(AGENPARL) – BRUXELLES mar 21 giugno 2022

C’est pour moi un plaisir particulier d’être avec vous en personne pour ces Journées du développement, qui sont l’occasion de se rassembler pour réfléchir ensemble à la manière d’engager des coopérations utiles pour nous faire progresser sur le chemin de la stabilité, de la sécurité et de la prospérité.
Cette réunion en personne intervient deux ans après le point de départ de cette crise du COVID. Cette crise qui a frappé le monde, cette crise qui nous a toutes et tous ébranlés, bousculés, bouleversés; cette crise qui a montré les faiblesses et les failles de la solidarité internationale ? et cette crise qui a aussi montré une forme de résilience et de capacité pour l’humanité à développer des vaccins, par exemple en moins d’un an là où habituellement cinq à dix ans étaient nécessaires. Et qui a montré aussi pour l’Union européenne la place centrale qu’elle doit occuper en termes de solidarité et d’engagement envers le reste du monde. Certes, tout n’a pas été parfait et cette crise du COVID doit tous nous amener à être modestes et humbles. Mais elle a montré notre volonté sans faille d’exporter la moitié des doses de vaccins produites en Europe tout au long de la crise. Elle a montré aussi, et la présidente de la Commission l’a évoqué, cet engagement avec un certain nombre de pays, spécialement sur le continent africain, pour développer des capacités de production de vaccins en Afrique pour faire face à cette demande sur le continent africain. Nous avons le même souhait de développer de tels partenariats avec d’autres pays et d’autres régions dans le monde.
Cette réunion intervient au moment où le sang coule une fois encore sur le continent européen. Cette réunion intervient au moment où un pays, et ce n’est pas un détail, membre permanent du Conseil de Sécurité des Nations Unies, a décidé de déclencher une guerre d’un autre siècle, une guerre injustifiable, une guerre non provoquée, en flagrante violation avec le droit international. Non, ce n’est pas une opération militaire spéciale. Au moment où nous sommes rassemblés ici à Bruxelles, le peuple ukrainien souffre sous les bombes et sous les balles. Des meurtres sont commis. Les violences sexuelles sont utilisées comme armes de guerre contre des femmes, contre des filles et des enfants. Nous ne pouvons pas rester les bras ballants, et c’est le sens du soutien de l’Union européenne pour l’Ukraine. Soutien politique, soutien humanitaire, soutien militaire également. Et c’est le sens des sanctions décidées pour tenter d’enrayer le financement de la machine de guerre du Kremlin. Je veux être extrêmement clair parce que cette guerre déclenchée par le Kremlin est aussi l’occasion pour certains de développer de fausses informations, de développer de la propagande. Les sanctions de l’Union européenne et de nos alliés sont strictement ciblées et ne visent en aucun cas les produits alimentaires ou les engrais. Au contraire, c’est l’Union européenne qui est totalement mobilisée depuis le premier jour pour tenter de contribuer avec les partenaires à résoudre le risque grave de crise de la sécurité alimentaire qui est en train de survenir, crise qui pourrait se produire à défaut d’actions extrêmement volontaires sur ce sujet. De quelle manière? D’une part, l’Union européenne travaille pour développer des routes alternatives afin de permettre que les produits agricoles, les grains bloqués en Ukraine, puissent sortir d’Ukraine.

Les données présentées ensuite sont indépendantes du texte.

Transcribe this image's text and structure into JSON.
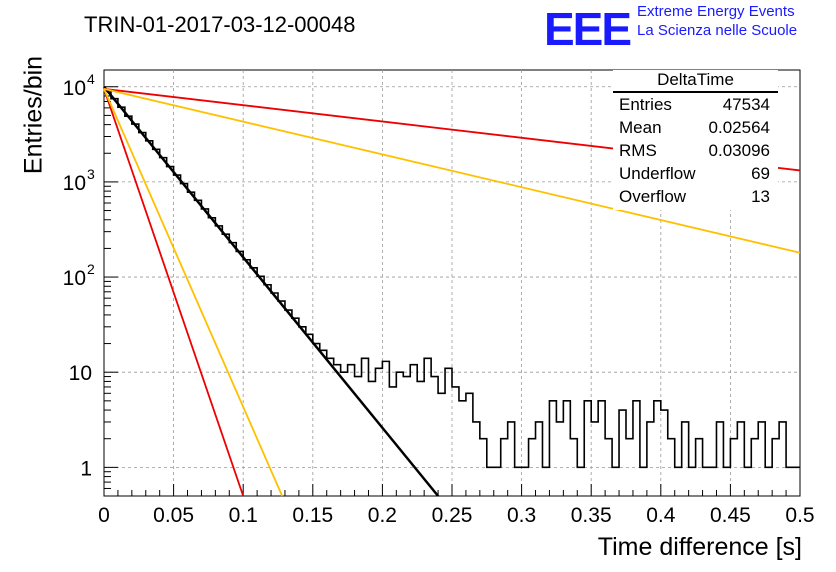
{
  "header": {
    "run_title": "TRIN-01-2017-03-12-00048",
    "logo_text": "EEE",
    "logo_line1": "Extreme Energy Events",
    "logo_line2": "La Scienza nelle Scuole"
  },
  "stats": {
    "title": "DeltaTime",
    "rows": [
      {
        "label": "Entries",
        "value": "47534"
      },
      {
        "label": "Mean",
        "value": "0.02564"
      },
      {
        "label": "RMS",
        "value": "0.03096"
      },
      {
        "label": "Underflow",
        "value": "69"
      },
      {
        "label": "Overflow",
        "value": "13"
      }
    ]
  },
  "chart_data": {
    "type": "line",
    "title": "TRIN-01-2017-03-12-00048",
    "xlabel": "Time difference [s]",
    "ylabel": "Entries/bin",
    "xlim": [
      0,
      0.5
    ],
    "ylim": [
      0.5,
      15000
    ],
    "y_scale": "log",
    "grid": true,
    "x_ticks": [
      "0",
      "0.05",
      "0.1",
      "0.15",
      "0.2",
      "0.25",
      "0.3",
      "0.35",
      "0.4",
      "0.45",
      "0.5"
    ],
    "y_ticks": [
      {
        "value": 1,
        "label": "1"
      },
      {
        "value": 10,
        "label": "10"
      },
      {
        "value": 100,
        "label": "10",
        "exp": "2"
      },
      {
        "value": 1000,
        "label": "10",
        "exp": "3"
      },
      {
        "value": 10000,
        "label": "10",
        "exp": "4"
      }
    ],
    "histogram": {
      "bin_width": 0.005,
      "color": "#000000",
      "values": [
        9200,
        7500,
        6100,
        4900,
        4050,
        3300,
        2700,
        2200,
        1800,
        1450,
        1180,
        960,
        780,
        640,
        520,
        420,
        345,
        282,
        230,
        186,
        152,
        125,
        102,
        83,
        68,
        56,
        45,
        37,
        30,
        25,
        20,
        17,
        14,
        12,
        10,
        12,
        9,
        14,
        8,
        11,
        13,
        7,
        10,
        9,
        12,
        8,
        14,
        9,
        6,
        11,
        7,
        5,
        6,
        3,
        2,
        1,
        1,
        2,
        3,
        1,
        1,
        2,
        3,
        1,
        5,
        3,
        5,
        2,
        1,
        5,
        3,
        5,
        2,
        1,
        4,
        2,
        5,
        1,
        3,
        5,
        4,
        2,
        1,
        3,
        1,
        2,
        1,
        1,
        3,
        1,
        2,
        3,
        1,
        2,
        3,
        1,
        2,
        3,
        1,
        1
      ]
    },
    "curves": [
      {
        "color": "#000000",
        "width": 2.5,
        "points": [
          [
            0,
            10000
          ],
          [
            0.24,
            0.5
          ]
        ]
      },
      {
        "color": "#ee0000",
        "width": 1.8,
        "points": [
          [
            0,
            9500
          ],
          [
            0.1,
            0.5
          ]
        ]
      },
      {
        "color": "#ffc000",
        "width": 1.8,
        "points": [
          [
            0,
            9500
          ],
          [
            0.128,
            0.5
          ]
        ]
      },
      {
        "color": "#ee0000",
        "width": 1.8,
        "points": [
          [
            0,
            9500
          ],
          [
            0.5,
            1320
          ]
        ]
      },
      {
        "color": "#ffc000",
        "width": 1.8,
        "points": [
          [
            0,
            9500
          ],
          [
            0.5,
            180
          ]
        ]
      }
    ]
  }
}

J’ai été personnellement il y a quelques semaines dans le port d’Odessa. J’ai pu voir de mes yeux, dans les bateaux, dans les silos, les 22 millions de tonnes de blé ukrainien qui sont censées aller vers les pays du nord de l’Afrique, vers l’Afrique de l’Ouest, également bloquées, non pas par des sanctions européennes, mais bloquées par les navires de guerre qui empêchent le transport maritime dans la mer Noire. Bloquées parce que la Russie a décidé que cette mer Noire était une zone de guerre. Bloquées aussi parce que les champs de blé en Ukraine sont devenus des champs de bataille, parce qu’il y a cette décision du Kremlin de déclencher cette guerre contre l’Ukraine. Mobilisés aussi, nous le sommes, pour soutenir avec force l’engagement du Secrétaire général Guterres et des Nations Unies pour tenter de trouver un accord afin de permettre de débloquer des corridors maritimes sécurisés au travers de la mer Noire et faire en sorte que l’on puisse relever ensemble ce défi.

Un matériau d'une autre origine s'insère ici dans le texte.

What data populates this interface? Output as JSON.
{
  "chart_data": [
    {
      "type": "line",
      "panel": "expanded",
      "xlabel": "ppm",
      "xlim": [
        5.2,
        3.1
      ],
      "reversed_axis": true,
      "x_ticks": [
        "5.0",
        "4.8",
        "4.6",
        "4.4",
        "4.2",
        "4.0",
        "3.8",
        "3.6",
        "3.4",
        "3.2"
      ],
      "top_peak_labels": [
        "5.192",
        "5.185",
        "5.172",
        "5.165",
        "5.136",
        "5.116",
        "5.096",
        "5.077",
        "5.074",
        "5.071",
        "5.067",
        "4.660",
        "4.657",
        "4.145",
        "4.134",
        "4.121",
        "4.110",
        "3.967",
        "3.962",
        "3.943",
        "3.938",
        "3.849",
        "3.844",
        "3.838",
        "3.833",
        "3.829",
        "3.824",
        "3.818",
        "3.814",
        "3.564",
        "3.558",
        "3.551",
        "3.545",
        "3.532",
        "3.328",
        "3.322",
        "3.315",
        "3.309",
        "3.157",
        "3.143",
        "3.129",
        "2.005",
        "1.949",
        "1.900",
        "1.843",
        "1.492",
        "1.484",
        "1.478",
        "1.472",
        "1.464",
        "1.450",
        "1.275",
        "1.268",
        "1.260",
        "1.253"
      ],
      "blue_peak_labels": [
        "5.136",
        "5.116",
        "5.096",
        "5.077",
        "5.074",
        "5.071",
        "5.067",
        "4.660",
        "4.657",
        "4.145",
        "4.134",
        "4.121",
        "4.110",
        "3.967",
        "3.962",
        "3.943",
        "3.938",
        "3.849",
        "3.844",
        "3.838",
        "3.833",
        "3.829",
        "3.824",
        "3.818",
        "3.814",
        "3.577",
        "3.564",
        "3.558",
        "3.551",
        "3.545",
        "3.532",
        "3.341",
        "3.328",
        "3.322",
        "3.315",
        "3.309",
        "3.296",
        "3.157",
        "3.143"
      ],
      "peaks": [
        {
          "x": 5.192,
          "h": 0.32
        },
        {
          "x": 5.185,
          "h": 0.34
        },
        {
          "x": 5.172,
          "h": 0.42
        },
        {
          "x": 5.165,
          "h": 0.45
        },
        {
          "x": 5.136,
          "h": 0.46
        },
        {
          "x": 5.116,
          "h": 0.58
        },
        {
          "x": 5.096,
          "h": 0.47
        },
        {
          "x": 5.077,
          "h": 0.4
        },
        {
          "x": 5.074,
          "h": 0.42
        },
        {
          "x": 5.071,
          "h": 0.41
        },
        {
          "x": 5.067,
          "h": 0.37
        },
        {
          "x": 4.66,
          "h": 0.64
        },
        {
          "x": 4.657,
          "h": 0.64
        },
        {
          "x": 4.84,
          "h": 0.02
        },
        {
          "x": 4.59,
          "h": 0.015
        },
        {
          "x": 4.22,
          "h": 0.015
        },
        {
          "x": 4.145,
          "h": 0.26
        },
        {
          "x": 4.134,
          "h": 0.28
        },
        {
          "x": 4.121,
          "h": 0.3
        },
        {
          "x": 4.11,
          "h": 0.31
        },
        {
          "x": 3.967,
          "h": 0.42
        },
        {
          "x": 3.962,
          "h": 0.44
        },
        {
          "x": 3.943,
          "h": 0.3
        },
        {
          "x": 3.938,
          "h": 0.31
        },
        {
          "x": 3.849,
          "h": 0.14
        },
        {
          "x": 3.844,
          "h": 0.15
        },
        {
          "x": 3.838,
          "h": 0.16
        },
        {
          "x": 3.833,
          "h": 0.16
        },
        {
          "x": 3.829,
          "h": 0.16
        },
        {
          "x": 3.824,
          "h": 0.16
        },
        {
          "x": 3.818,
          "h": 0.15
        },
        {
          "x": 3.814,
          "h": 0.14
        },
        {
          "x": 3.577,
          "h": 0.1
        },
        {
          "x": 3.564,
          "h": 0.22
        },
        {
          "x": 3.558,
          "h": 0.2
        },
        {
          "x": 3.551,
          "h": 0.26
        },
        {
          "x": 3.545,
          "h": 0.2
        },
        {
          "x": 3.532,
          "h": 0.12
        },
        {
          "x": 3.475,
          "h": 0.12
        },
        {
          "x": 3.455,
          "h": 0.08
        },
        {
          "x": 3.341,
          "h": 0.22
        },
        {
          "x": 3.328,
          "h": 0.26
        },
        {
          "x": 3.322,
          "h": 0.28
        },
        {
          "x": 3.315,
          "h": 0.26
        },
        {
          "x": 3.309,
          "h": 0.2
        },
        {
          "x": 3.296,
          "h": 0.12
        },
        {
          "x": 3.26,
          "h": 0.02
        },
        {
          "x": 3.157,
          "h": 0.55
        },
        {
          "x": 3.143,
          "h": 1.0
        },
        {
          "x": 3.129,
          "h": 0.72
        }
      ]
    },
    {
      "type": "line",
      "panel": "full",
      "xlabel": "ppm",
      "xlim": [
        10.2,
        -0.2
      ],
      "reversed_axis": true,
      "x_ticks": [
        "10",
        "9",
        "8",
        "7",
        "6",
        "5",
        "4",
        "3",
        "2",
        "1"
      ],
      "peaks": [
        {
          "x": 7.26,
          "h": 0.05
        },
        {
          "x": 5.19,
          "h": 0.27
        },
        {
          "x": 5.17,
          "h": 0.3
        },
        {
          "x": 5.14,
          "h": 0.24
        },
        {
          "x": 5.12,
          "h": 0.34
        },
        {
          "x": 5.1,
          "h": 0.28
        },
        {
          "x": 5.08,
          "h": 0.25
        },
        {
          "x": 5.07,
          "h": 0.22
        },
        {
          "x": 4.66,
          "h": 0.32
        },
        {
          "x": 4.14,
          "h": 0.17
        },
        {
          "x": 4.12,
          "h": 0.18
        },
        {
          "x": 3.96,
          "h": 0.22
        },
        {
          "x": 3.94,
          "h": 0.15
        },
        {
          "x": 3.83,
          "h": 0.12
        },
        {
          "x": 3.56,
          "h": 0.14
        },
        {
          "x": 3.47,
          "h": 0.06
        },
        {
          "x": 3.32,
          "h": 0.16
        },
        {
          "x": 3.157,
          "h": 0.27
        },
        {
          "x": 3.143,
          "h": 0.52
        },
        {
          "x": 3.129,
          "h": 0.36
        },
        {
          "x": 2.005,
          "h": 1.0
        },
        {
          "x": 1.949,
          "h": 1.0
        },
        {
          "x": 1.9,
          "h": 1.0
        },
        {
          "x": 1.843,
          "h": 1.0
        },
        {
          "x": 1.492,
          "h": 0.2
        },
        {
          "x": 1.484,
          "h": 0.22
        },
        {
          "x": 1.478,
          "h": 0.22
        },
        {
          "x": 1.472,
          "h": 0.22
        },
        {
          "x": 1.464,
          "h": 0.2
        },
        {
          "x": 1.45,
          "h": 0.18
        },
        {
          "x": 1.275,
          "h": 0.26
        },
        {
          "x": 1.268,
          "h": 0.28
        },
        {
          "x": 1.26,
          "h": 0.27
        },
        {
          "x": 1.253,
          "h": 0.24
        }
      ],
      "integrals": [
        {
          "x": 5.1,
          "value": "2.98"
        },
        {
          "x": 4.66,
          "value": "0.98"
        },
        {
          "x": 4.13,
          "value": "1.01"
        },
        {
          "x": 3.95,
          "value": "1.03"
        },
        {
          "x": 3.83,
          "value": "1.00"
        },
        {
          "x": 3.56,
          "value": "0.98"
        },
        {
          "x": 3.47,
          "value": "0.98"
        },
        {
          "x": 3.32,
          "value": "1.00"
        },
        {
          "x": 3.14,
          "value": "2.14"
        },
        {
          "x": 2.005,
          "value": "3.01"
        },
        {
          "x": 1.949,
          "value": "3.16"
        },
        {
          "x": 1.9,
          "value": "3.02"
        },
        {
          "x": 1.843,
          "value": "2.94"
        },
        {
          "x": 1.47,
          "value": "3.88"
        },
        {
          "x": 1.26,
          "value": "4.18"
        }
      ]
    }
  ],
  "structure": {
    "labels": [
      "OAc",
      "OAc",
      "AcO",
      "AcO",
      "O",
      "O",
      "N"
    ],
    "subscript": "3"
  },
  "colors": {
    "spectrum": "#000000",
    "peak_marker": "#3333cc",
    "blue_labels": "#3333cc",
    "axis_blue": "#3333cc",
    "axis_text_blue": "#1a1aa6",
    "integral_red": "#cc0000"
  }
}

Mobilisés, nous le sommes également avec cette initiative française que nous portons pour appuyer, avec l’Union africaine et avec nos partenaires, cette nécessité de s’engager pour soutenir les efforts de production en Afrique et pour adapter les mesures commerciales qui devraient l’être afin de faciliter l’accès non seulement aux produits agricoles, mais également aux engrais. Mobilisés, nous le sommes aussi avec le G7. Nous serons réunis en Allemagne, dans quelques jours, la semaine prochaine, et l’Union assumera toute sa part pour faire en sorte que nous prenions au sérieux cette crise sévère qui est d’ores et déjà présente dans un certain nombre de pays et qui nous menace collectivement pour les prochains mois et peut être même pour les prochaines années.
Enfin, je souhaiterais profiter de ce moment avec vous ? brièvement, parce que je sais que la liste des orateurs est longue ? pour partager trois messages, trois messages simples, avec solennité, au nom de l’Union européenne.
Le premier message concerne l’Union européenne, l’ADN de ce projet politique atypique né au lendemain de deux guerres mondiales qui ont fait couler le sang sur le continent européen. Au lendemain de ce siècle marqué par ces tragédies, il y a eu cette vision, cette lumière de leaders politiques qui ont eu le courage ? ce sont les pères fondateurs de l’Europe ? de se rassembler autour d’une même table. Ceux-là mêmes qui représentaient les nations qui s’étaient tant déchirées, qui s’étaient tant brutalisées au siècle passé, se sont rassemblés autour d’une même table pour construire un projet de paix, de prospérité et de stabilité. Paix, prospérité et stabilité, l’un va avec l’autre. Et c’est pour cela que mon premier message est le suivant: l’Europe sera toujours le partenaire pour le développement, le partenaire pour le progrès, le partenaire pour la paix et pour la stabilité. Ce n’est donc pas un hasard si 46 % de l’aide au développement mondial est portée au départ de l’Union européenne; près de 70 milliards mobilisés chaque année pour financer plus de paix, plus de prospérité et plus de développement.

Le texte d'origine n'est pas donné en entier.